Fresh Green(crop) by Kunihiko Shibano

While I was away I received a painting I ordered from artist Kunihiko Shibano. My friend Nick Taransky gifted me Mr. Shibano’s book, Anglers, and offered to translate this short interview with Mr Shibano from his home in Suginami, Japan. I absolutely love Mr. Shibano’s work, so much so that it inspired me to give painting a try!

Mr. Shibano has been fly fishing for over 50 years and has been painting over 30. For the last 30 years he’s been a regular writer and painter for the Japanese “Fly Fisher” magazine.

How long have you been painting? Who inspired you? Why watercolors vs oil or acrylic?

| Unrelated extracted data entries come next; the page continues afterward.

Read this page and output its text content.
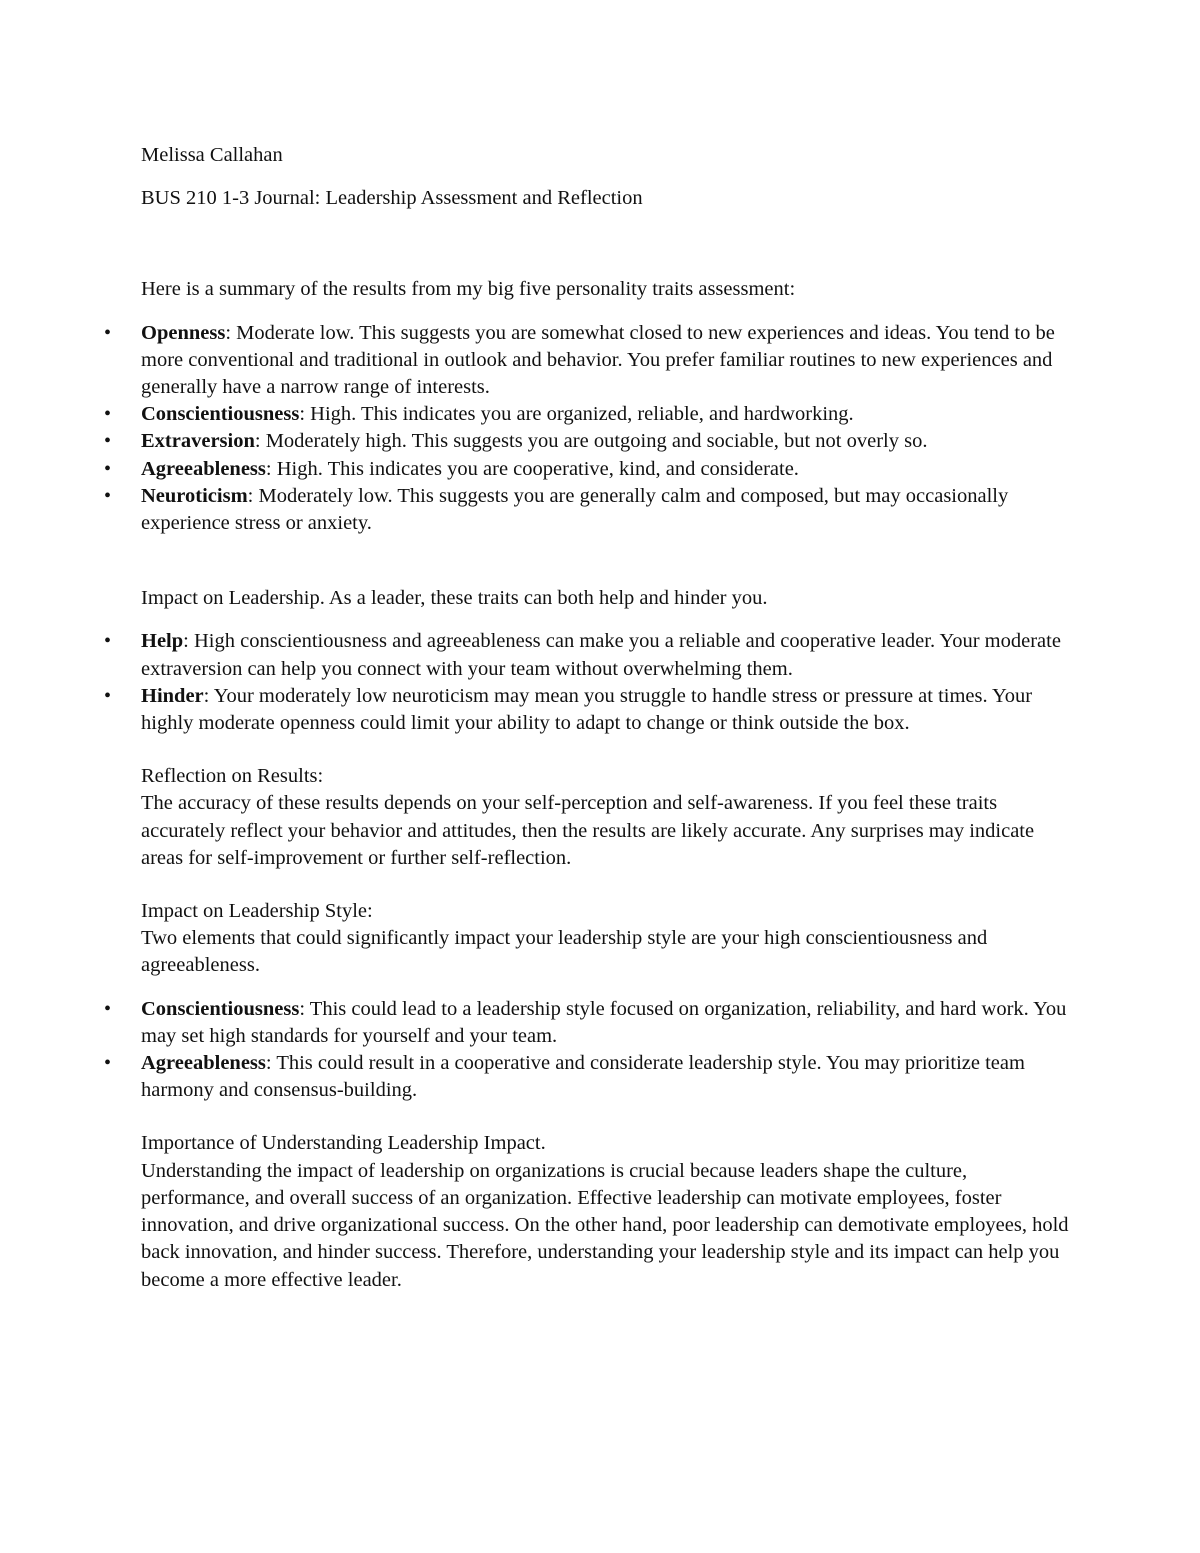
Melissa Callahan

BUS 210 1-3 Journal: Leadership Assessment and Reflection

Here is a summary of the results from my big five personality traits assessment:

• Openness: Moderate low. This suggests you are somewhat closed to new experiences and ideas. You tend to be more conventional and traditional in outlook and behavior. You prefer familiar routines to new experiences and generally have a narrow range of interests.
• Conscientiousness: High. This indicates you are organized, reliable, and hardworking.
• Extraversion: Moderately high. This suggests you are outgoing and sociable, but not overly so.
• Agreeableness: High. This indicates you are cooperative, kind, and considerate.
• Neuroticism: Moderately low. This suggests you are generally calm and composed, but may occasionally experience stress or anxiety.

Impact on Leadership. As a leader, these traits can both help and hinder you.

• Help: High conscientiousness and agreeableness can make you a reliable and cooperative leader. Your moderate extraversion can help you connect with your team without overwhelming them.
• Hinder: Your moderately low neuroticism may mean you struggle to handle stress or pressure at times. Your highly moderate openness could limit your ability to adapt to change or think outside the box.

Reflection on Results:

The accuracy of these results depends on your self-perception and self-awareness. If you feel these traits accurately reflect your behavior and attitudes, then the results are likely accurate. Any surprises may indicate areas for self-improvement or further self-reflection.

Impact on Leadership Style:

Two elements that could significantly impact your leadership style are your high conscientiousness and agreeableness.

• Conscientiousness: This could lead to a leadership style focused on organization, reliability, and hard work. You may set high standards for yourself and your team.
• Agreeableness: This could result in a cooperative and considerate leadership style. You may prioritize team harmony and consensus-building.

Importance of Understanding Leadership Impact.

Understanding the impact of leadership on organizations is crucial because leaders shape the culture, performance, and overall success of an organization. Effective leadership can motivate employees, foster innovation, and drive organizational success. On the other hand, poor leadership can demotivate employees, hold back innovation, and hinder success. Therefore, understanding your leadership style and its impact can help you become a more effective leader.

I have been painting for 30 years. Obviously even before I doodled with water color in outdoor life. And 30 years ago, a monthly fly fishing magazine “Fly Fisher” asked me to write a fishing essay with painting. So I began to paint every month and it continues until now. This opportunity gave me the motivation to paint seriously.

Maybe all grand masters inspired me. Not only water color painters but also oil painters or abstract painters like Gauguin, Turner, Picasso, Andrew Wyeth, Winslow Homer, Zao Wou-ki, Edward Hopper and so on ….

I am often in nature for fishing, climbing, birds watching and the tools for water color painting are easy to carry. That is the first reason. But anyway, I love paper, brush and water. Water for fishing, water for painting.

How did you learn to paint?

Self-education. Discovering new things is very interesting and a joy for me. Mixing two colors makes another color and adding a third color makes another color. It is very enjoyable to discover and it is fun to find by oneself. I did not lose this joy by learning with a teacher.

In most of your paintings you have a lone angler. Is fishing alone how you prefer to fish, just you, nature and the trout?

Solitude without loneliness calms you and sharpen your eyes to see more clearly the universe and human being’s activities.

Your style seems to my very limited knowledge to be very ‘loose’ and impressionistic, like a jazz musician improvising. Do you start with a detailed idea in your mind of the finished painting or does it develop naturally/organically as you put brush to paper and just let your talents, experience and paint flow?

Because painting is not copy of that you see. It is the result of a composition of elements- those you see or those you remember or those you imagine.

Sometime I remember of the smells of snow wind and I try to express this cold wind by color, line and mass. Another time, a color comes in my mind for the first idea, blue for example. I begin to paint with blue without thinking about the next step like you take a step forward on an adventure. Next, I’m thinking what color is the best choice to juxtapose beside blue. Maybe orange. Ok, I put orange beside the blue and I begin to have a image of a river under the summer sun. The creation continues like this. Sometime it goes well, sometime you finish to tear your paper in two. You have to have a good luck for painting like fishing.

What is most rewarding to you about painting? About fly fishing?

Painting, fly fishing, climbing are my ways to experience my life and are the proof of that I live.